DC Renovation

Updating a Washington DC apartment to maximize income potential with more bedrooms and an open living/kitchen space.

When purchased, this unique apartment in DC was viewed as an investment opportunity for the owners. In order to reach its maximum potential, a renovation was necessary to open up some spaces while adding bedrooms in others. The existing structure consisted of a 3-1/2 floor 2-bedroom unit with Arts and Crafts influences.

This project was divided into a series of phases and budget was of primary importance, so design and construction efficiencies were critical. The phases were developed in order to allow tenants to occupy the space as early as possible and during subsequent construction. The first phase therefore focused on the existing bedrooms and updating mechanical systems. The basement was demolished in order to install the updated forced-air system for the entire basement and ground floor bedrooms. The basement’s ceiling beams were exposed with sound attenuating insulation placed in between to provide privacy for the bedrooms above. All basement light fixtures, ductwork and any partitions for this phase were designed to be located for the final layout to minimize changes during subsequent phases. Low ceiling heights required creative basement lighting solutions. The bedrooms additionally received new closet space designed to maximize storage while retaining ample bedroom square footage.

Phase 2 installed one bedroom in the basement. This utilized the existing bathroom and provided additional income generation, but didn’t require full construction of the remaining basement buildout.
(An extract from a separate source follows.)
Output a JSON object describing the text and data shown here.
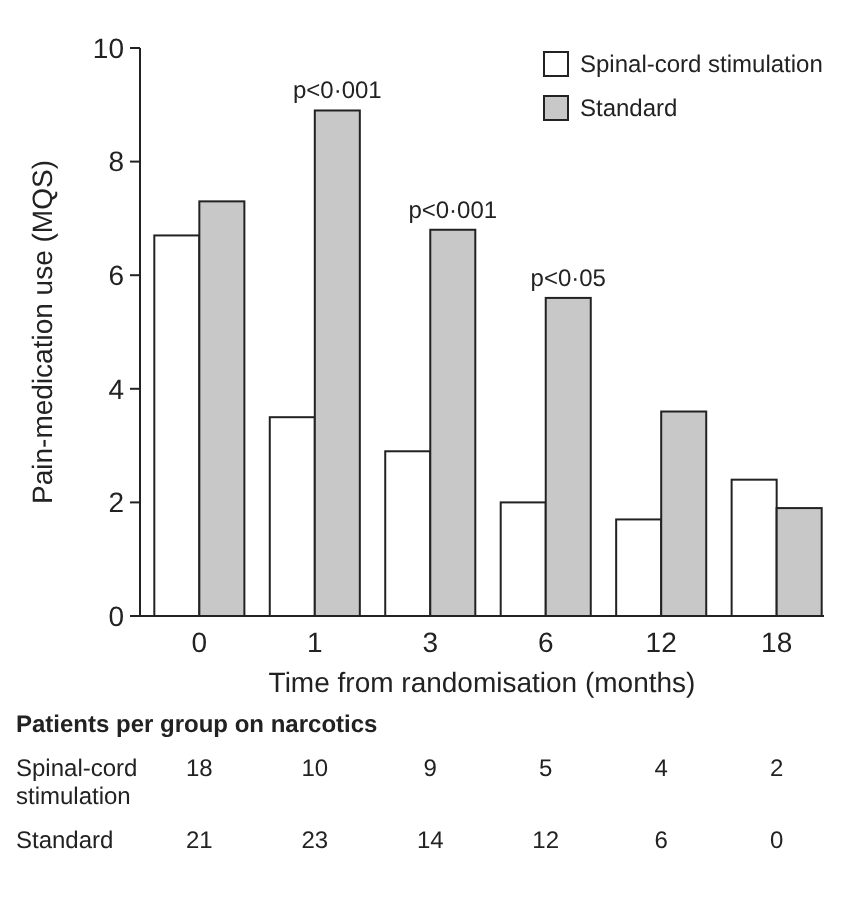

Plywood panel walls were offered as a finish selection during this stage for durable, cost effective wall alternatives to provide an accent in specific locations.

Phase 3 focused on the public living spaces located on the second floor. The existing kitchen was small and inefficient, so by removing walls and incorporating a bar countertop, the new design increases the sense of openness between the living and kitchen areas while maximizing kitchen storage. The loft area above the living space is activated during this phase by the addition of a ladder room. This room allows the loft to become completely separated from the public areas when needed. Coordination with the client found opportunities for work they could complete themselves in order to lower finish costs for the loft areas. A forced air system for this public area is added to the attic during this phase.

The final phase, Phase 4, added another bedroom and bathroom to the basement. Each bedroom in the basement had a private bathroom, but there was enough remaining space to allow a small sitting area to provide living space separate from the rest of the house.